Algo Platform

Algo Platform

A course-originated engineering project that I continued shaping into a stronger full-stack desktop MVP, with clearer ownership across schema, API, admin UI, frontend hooks, editor behavior, tests, and local packaging.

2025

A local-first desktop coding practice platform extended from a course project into a maintainable Electron-based MVP with problem browsing, language presets, submissions, and submission history.

Overview

Algo Platform began as a team course project and later became a personal redevelopment effort to make the MVP more coherent across data, API, UI, and desktop execution.

Problem

Coding practice tools often split the work across problem lists, submissions, execution, and help.
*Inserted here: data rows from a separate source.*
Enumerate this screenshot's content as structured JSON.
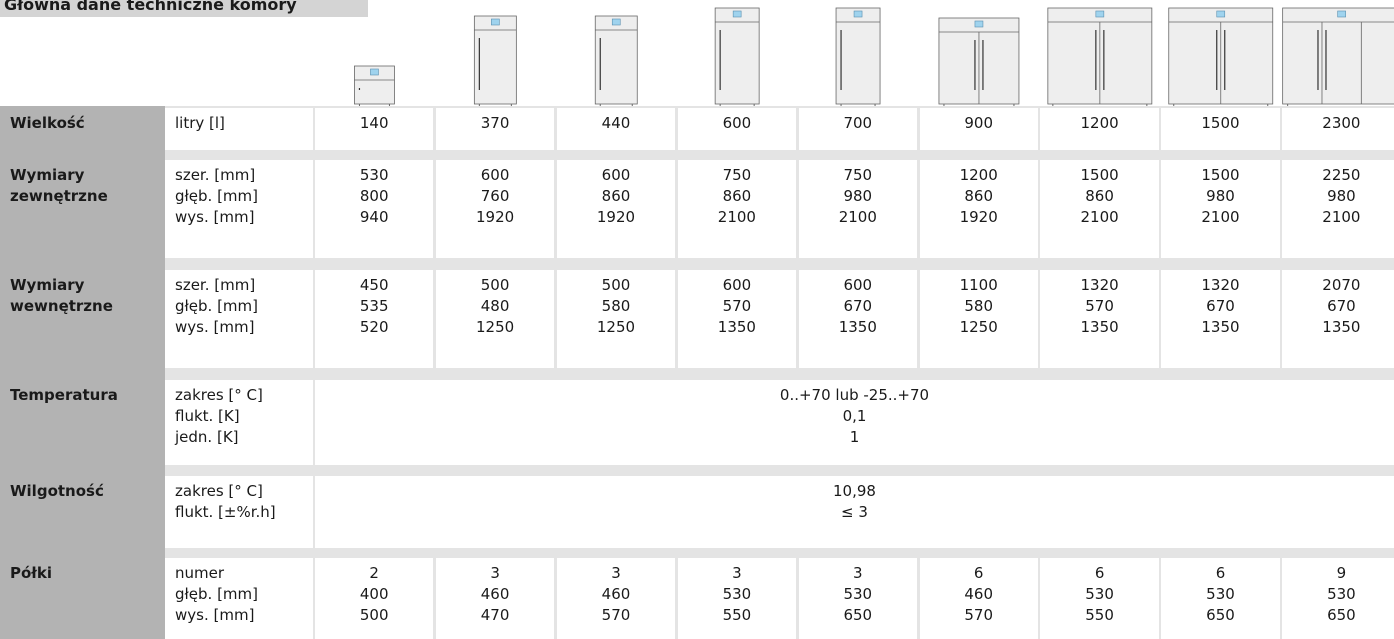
{
  "title": "Główna dane techniczne komory",
  "rows": [
    {
      "label": "Wielkość",
      "units": [
        "litry [l]"
      ],
      "columns": [
        [
          "140"
        ],
        [
          "370"
        ],
        [
          "440"
        ],
        [
          "600"
        ],
        [
          "700"
        ],
        [
          "900"
        ],
        [
          "1200"
        ],
        [
          "1500"
        ],
        [
          "2300"
        ]
      ]
    },
    {
      "label": "Wymiary zewnętrzne",
      "units": [
        "szer. [mm]",
        "głęb. [mm]",
        "wys. [mm]"
      ],
      "columns": [
        [
          "530",
          "800",
          "940"
        ],
        [
          "600",
          "760",
          "1920"
        ],
        [
          "600",
          "860",
          "1920"
        ],
        [
          "750",
          "860",
          "2100"
        ],
        [
          "750",
          "980",
          "2100"
        ],
        [
          "1200",
          "860",
          "1920"
        ],
        [
          "1500",
          "860",
          "2100"
        ],
        [
          "1500",
          "980",
          "2100"
        ],
        [
          "2250",
          "980",
          "2100"
        ]
      ]
    },
    {
      "label": "Wymiary wewnętrzne",
      "units": [
        "szer. [mm]",
        "głęb. [mm]",
        "wys. [mm]"
      ],
      "columns": [
        [
          "450",
          "535",
          "520"
        ],
        [
          "500",
          "480",
          "1250"
        ],
        [
          "500",
          "580",
          "1250"
        ],
        [
          "600",
          "570",
          "1350"
        ],
        [
          "600",
          "670",
          "1350"
        ],
        [
          "1100",
          "580",
          "1250"
        ],
        [
          "1320",
          "570",
          "1350"
        ],
        [
          "1320",
          "670",
          "1350"
        ],
        [
          "2070",
          "670",
          "1350"
        ]
      ]
    },
    {
      "label": "Temperatura",
      "units": [
        "zakres [° C]",
        "flukt. [K]",
        "jedn. [K]"
      ],
      "merged": [
        "0..+70 lub -25..+70",
        "0,1",
        "1"
      ]
    },
    {
      "label": "Wilgotność",
      "units": [
        "zakres [° C]",
        "flukt. [±%r.h]"
      ],
      "merged": [
        "10,98",
        "≤ 3"
      ]
    },
    {
      "label": "Półki",
      "units": [
        "numer",
        "głęb. [mm]",
        "wys. [mm]"
      ],
      "columns": [
        [
          "2",
          "400",
          "500"
        ],
        [
          "3",
          "460",
          "470"
        ],
        [
          "3",
          "460",
          "570"
        ],
        [
          "3",
          "530",
          "550"
        ],
        [
          "3",
          "530",
          "650"
        ],
        [
          "6",
          "460",
          "570"
        ],
        [
          "6",
          "530",
          "550"
        ],
        [
          "6",
          "530",
          "650"
        ],
        [
          "9",
          "530",
          "650"
        ]
      ]
    }
  ]
}
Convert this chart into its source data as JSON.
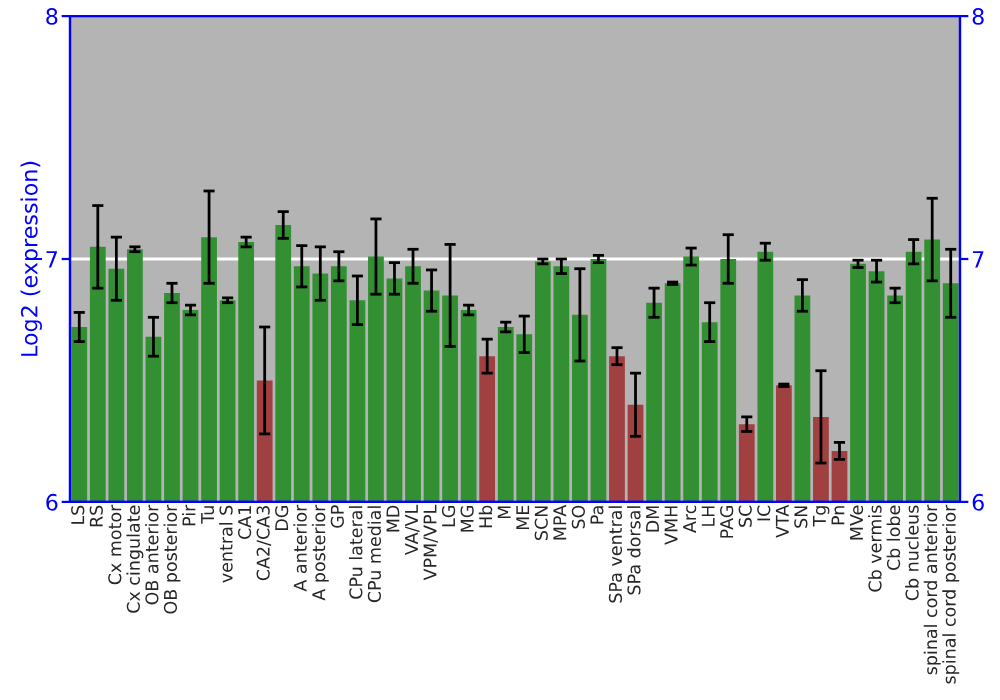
{
  "chart_data": {
    "type": "bar",
    "ylabel": "Log2 (expression)",
    "categories": [
      "LS",
      "RS",
      "Cx motor",
      "Cx cingulate",
      "OB anterior",
      "OB posterior",
      "Pir",
      "Tu",
      "ventral S",
      "CA1",
      "CA2/CA3",
      "DG",
      "A anterior",
      "A posterior",
      "GP",
      "CPu lateral",
      "CPu medial",
      "MD",
      "VA/VL",
      "VPM/VPL",
      "LG",
      "MG",
      "Hb",
      "M",
      "ME",
      "SCN",
      "MPA",
      "SO",
      "Pa",
      "SPa ventral",
      "SPa dorsal",
      "DM",
      "VMH",
      "Arc",
      "LH",
      "PAG",
      "SC",
      "IC",
      "VTA",
      "SN",
      "Tg",
      "Pn",
      "MVe",
      "Cb vermis",
      "Cb lobe",
      "Cb nucleus",
      "spinal cord anterior",
      "spinal cord posterior"
    ],
    "values": [
      6.72,
      7.05,
      6.96,
      7.04,
      6.68,
      6.86,
      6.79,
      7.09,
      6.83,
      7.07,
      6.5,
      7.14,
      6.97,
      6.94,
      6.97,
      6.83,
      7.01,
      6.92,
      6.97,
      6.87,
      6.85,
      6.79,
      6.6,
      6.72,
      6.69,
      6.99,
      6.97,
      6.77,
      7.0,
      6.6,
      6.4,
      6.82,
      6.9,
      7.01,
      6.74,
      7.0,
      6.32,
      7.03,
      6.48,
      6.85,
      6.35,
      6.21,
      6.98,
      6.95,
      6.85,
      7.03,
      7.08,
      6.9
    ],
    "errors": [
      0.06,
      0.17,
      0.13,
      0.01,
      0.08,
      0.04,
      0.02,
      0.19,
      0.01,
      0.02,
      0.22,
      0.055,
      0.085,
      0.11,
      0.06,
      0.1,
      0.155,
      0.065,
      0.07,
      0.085,
      0.21,
      0.02,
      0.07,
      0.02,
      0.075,
      0.01,
      0.03,
      0.19,
      0.015,
      0.035,
      0.13,
      0.06,
      0.005,
      0.035,
      0.08,
      0.1,
      0.03,
      0.035,
      0.005,
      0.065,
      0.19,
      0.035,
      0.015,
      0.045,
      0.03,
      0.05,
      0.17,
      0.14
    ],
    "colors": [
      "#22a022",
      "#22a022",
      "#22a022",
      "#22a022",
      "#22a022",
      "#22a022",
      "#22a022",
      "#22a022",
      "#22a022",
      "#22a022",
      "#b03030",
      "#22a022",
      "#22a022",
      "#22a022",
      "#22a022",
      "#22a022",
      "#22a022",
      "#22a022",
      "#22a022",
      "#22a022",
      "#22a022",
      "#22a022",
      "#b03030",
      "#22a022",
      "#22a022",
      "#22a022",
      "#22a022",
      "#22a022",
      "#22a022",
      "#b03030",
      "#b03030",
      "#22a022",
      "#22a022",
      "#22a022",
      "#22a022",
      "#22a022",
      "#b03030",
      "#22a022",
      "#b03030",
      "#22a022",
      "#b03030",
      "#b03030",
      "#22a022",
      "#22a022",
      "#22a022",
      "#22a022",
      "#22a022",
      "#22a022"
    ],
    "ylim": [
      6,
      8
    ],
    "yticks": [
      6,
      7,
      8
    ],
    "y2lim": [
      6,
      8
    ],
    "y2ticks": [
      6,
      7,
      8
    ],
    "grid": "y"
  }
}
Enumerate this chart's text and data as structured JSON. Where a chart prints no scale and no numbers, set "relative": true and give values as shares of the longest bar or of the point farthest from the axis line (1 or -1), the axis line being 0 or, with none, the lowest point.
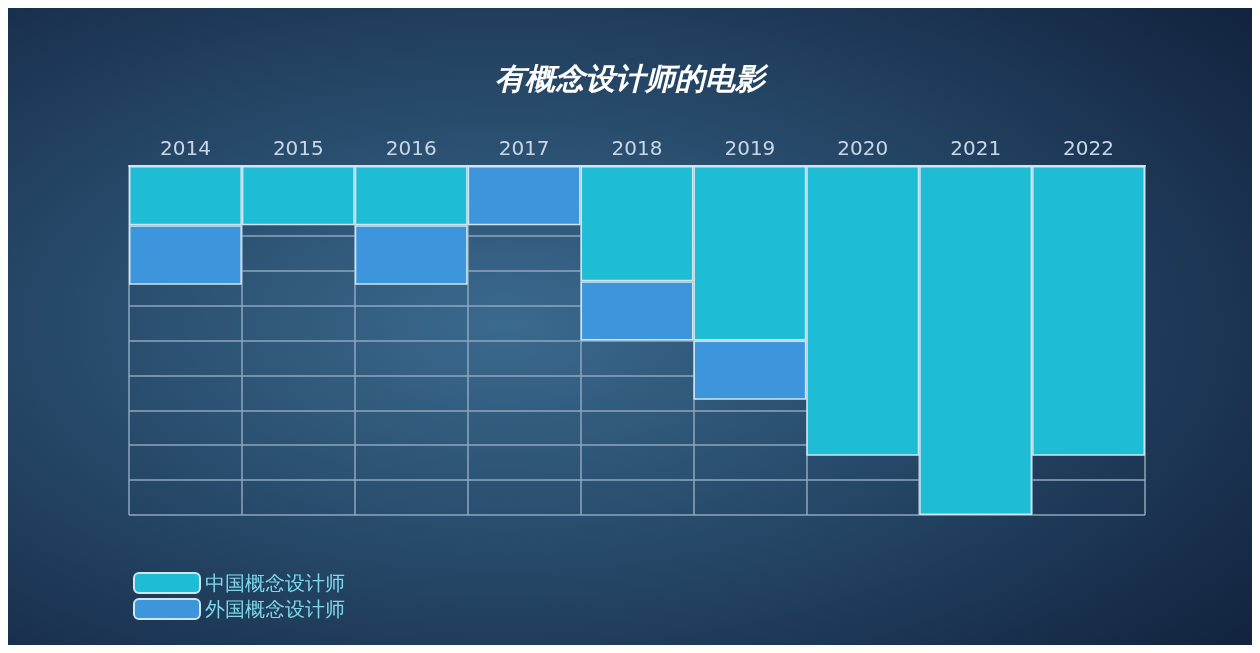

For this project, the challenge was to keep those pieces connected in a local-first desktop experience rather than a browser-only prototype.

Role

End-to-end contributor across schema design, seed data, CRUD APIs, admin UI, frontend hooks, editor integration, testing, and desktop MVP stability.

Context and constraints

The starting point was team coursework, so the codebase already had inherited decisions and uneven boundaries.
Desktop delivery, local persistence, and assistant behavior needed to fit together.
The project had to stay maintainable enough for continued iteration after the course submission.

What I built

The programming language module end to end, covering schema and seed data, CRUD APIs, admin UI, frontend hooks, editor language switching, and tests.
A clearer data-to-API-to-UI path for problem browsing, language presets, submissions, and submission history.
A desktop delivery path using Electron with local execution metadata, starter code, language preferences, and packaging stability work.

Technical approach

Used Electron and React for desktop UI.
Kept the backend structured with Express, TSOA, and Prisma.
Used SQLite for local persistence in line with the local-first direction.

Outcomes

Extended a course-originated Electron, React, Express, TSOA, Prisma, and SQLite platform into a maintainable local desktop MVP.
Improved consistency between persistence, API behavior, and interface flow.
Created a practical full-stack engineering case that complements the AI workflow and healthcare systems evidence.

Reflection

The useful work here was integration: tightening boundaries, connecting layers, and making the MVP easier to continue rather than adding features for their own sake.